Ventilated critically ill patients requiring a central venous catheter (CVC) for clinical use were enrolled. Continuous ScvO2 monitoring was obtained by a fiberoptic sensor inserted in the CVC and recorded for 72 hours with SpO2, HR, MAP and CVP. LowScvO2 events were defined as ScvO2 < 65% maintained for at least 5 minutes.

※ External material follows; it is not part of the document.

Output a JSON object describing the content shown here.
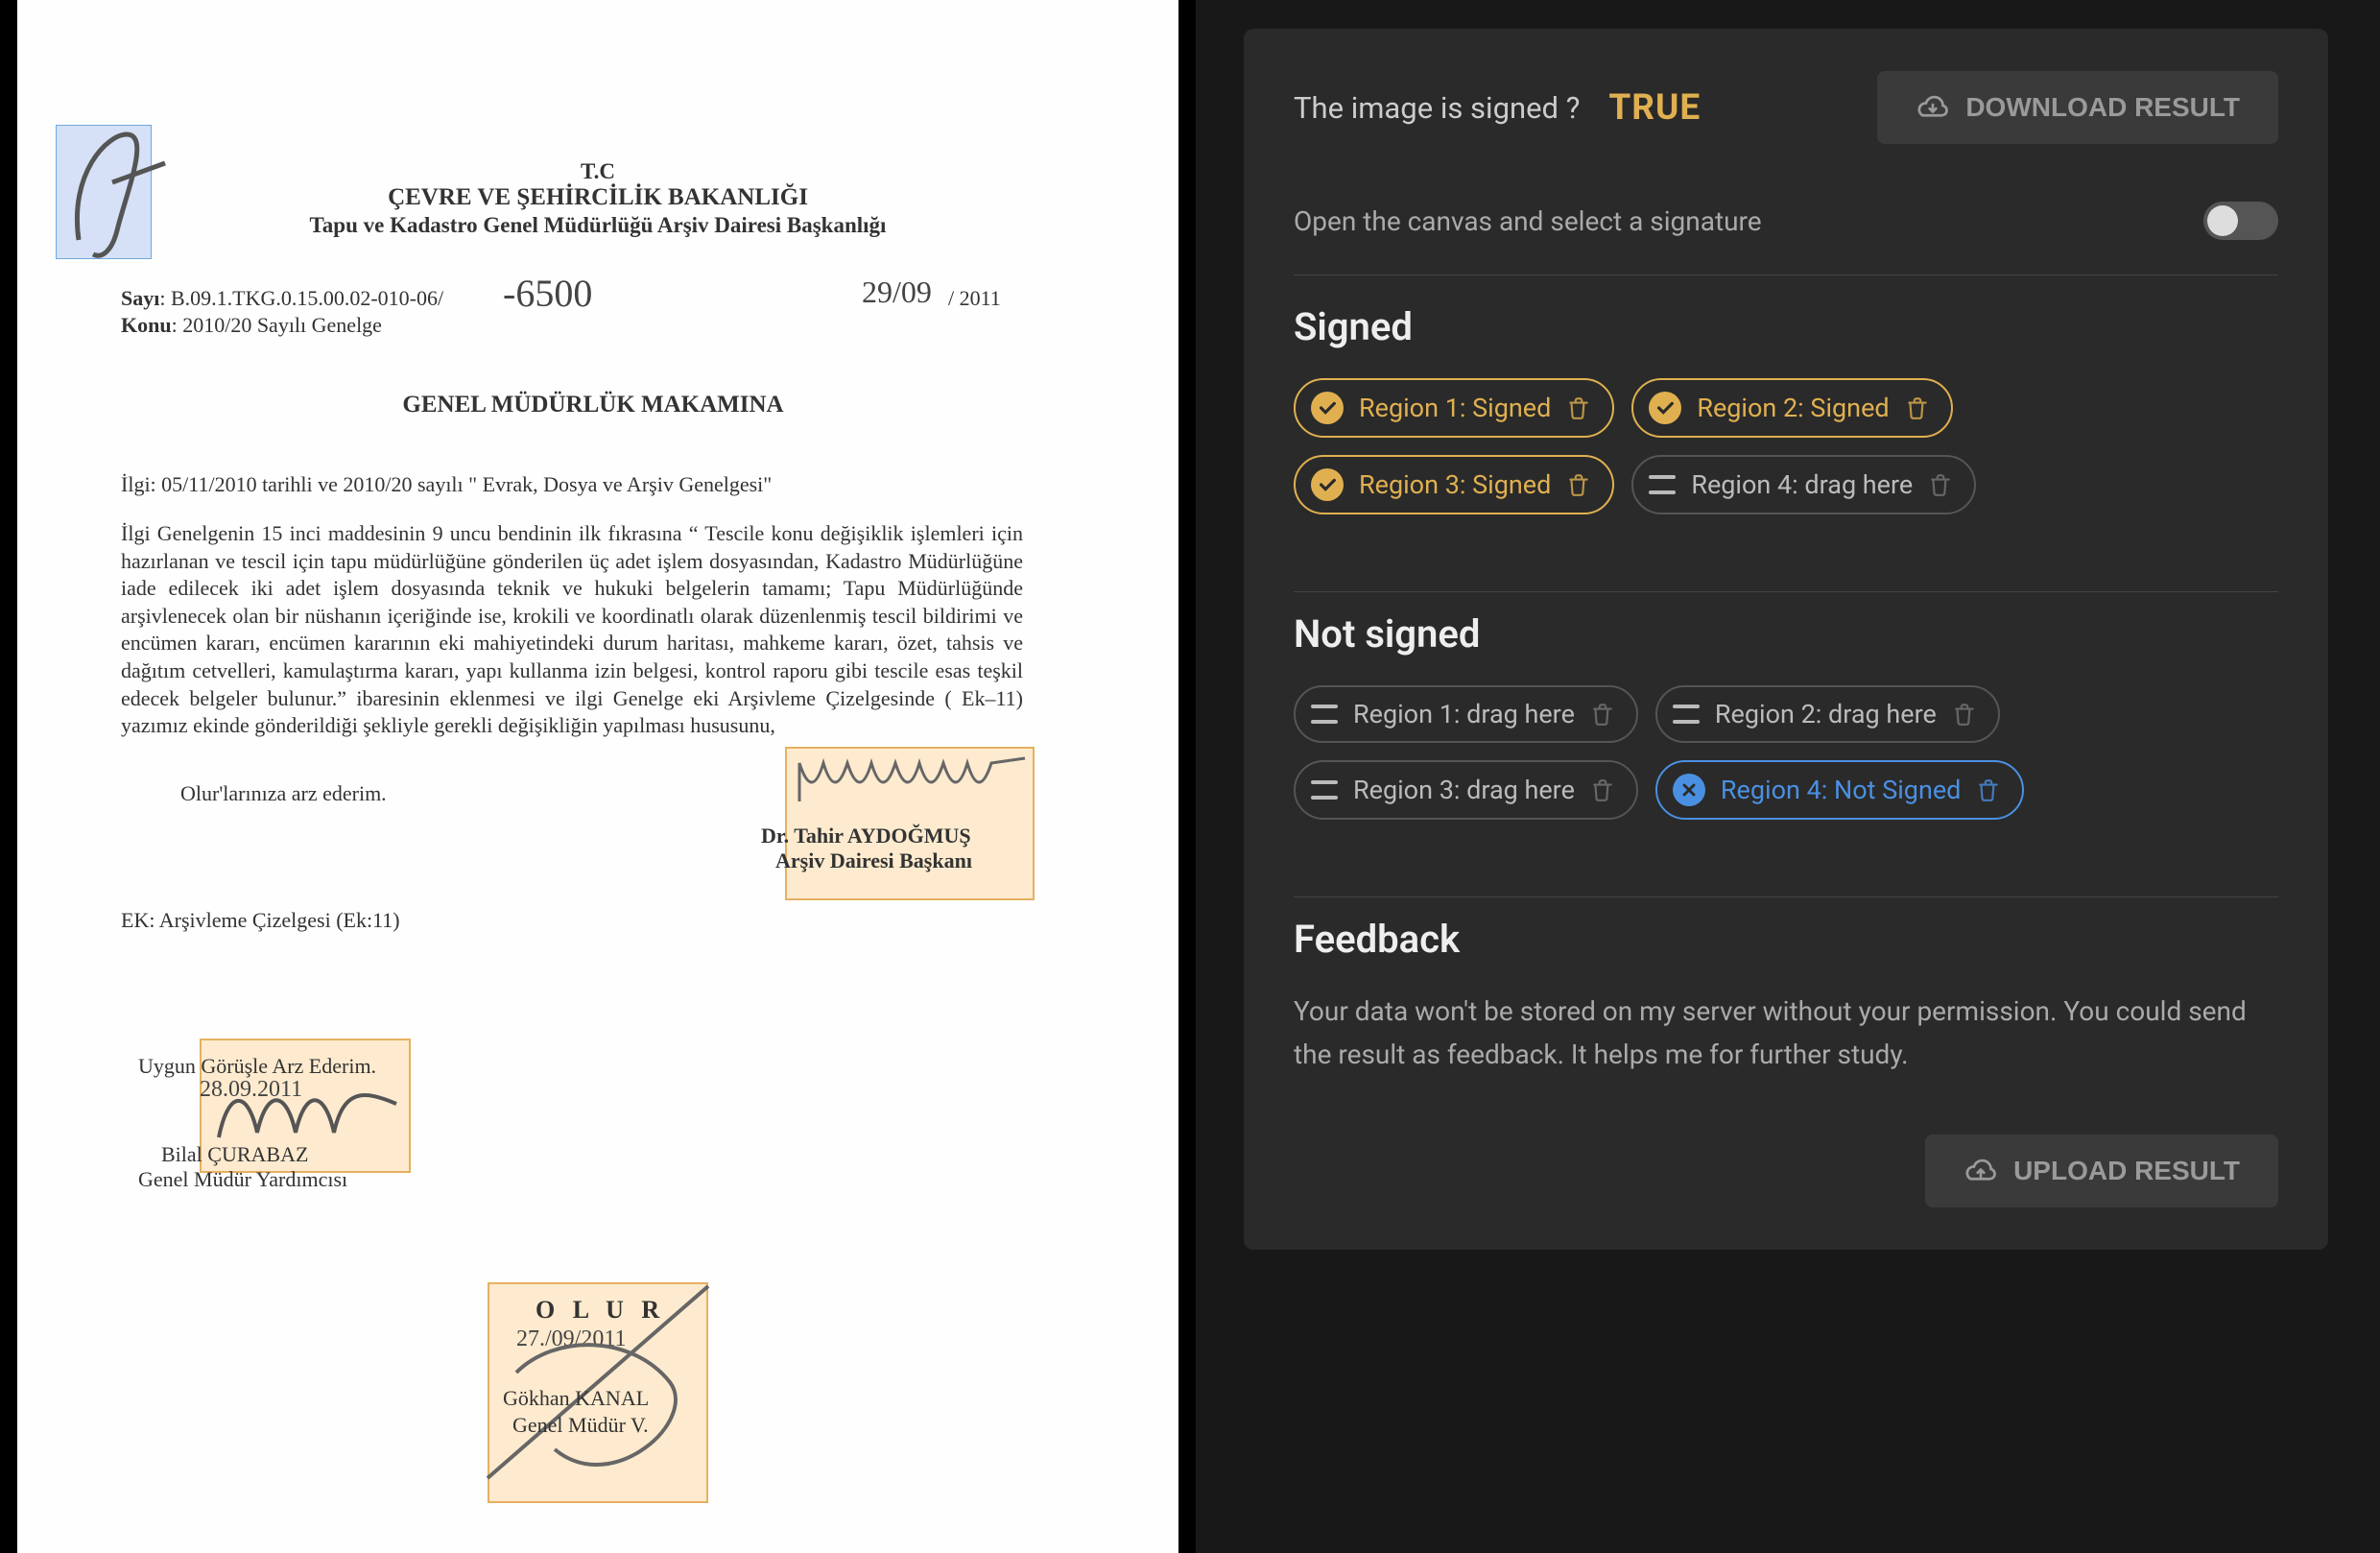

Thirty-seven patients (24 males) were enrolled. The mean clinical characteristics at admission to intensive care were: age 59 ± 16 years, BMI 26.1 ± 4.5 kg/m2, SAPS II 40 ± 13 (on 33 patients), PaO2/FiO2 206 ± 79, MAP 80 ± 13 mmHg, HR 92 ± 21 bpm, CVP 12 ± 3 mmHg, Hb 10.6 ± 1.9 g/dl. Continuous monitoring analysis detected 147 LowScvO2 events in 15 patients; while central venous blood gas analysis identified only nine LowScvO2 events in eight patients (6%). Table 1 summarizes patients' variables according to three ScvO2 ranges. SpO2, HR, MAP and CVP were not correlated with LowScvO2 events. Most patients had long periods of ScvO2 > 75 (supranormal ScvO2).

Table 1 Patients' variables according to ScvO2 range


Continuous ScvO2 monitoring showed that most events of poor tissue oxygenation are relatively common, are not recognized by extemporary central venous blood gas analysis and are not mirrored by changes in SpO2, HR, MAP or CVP.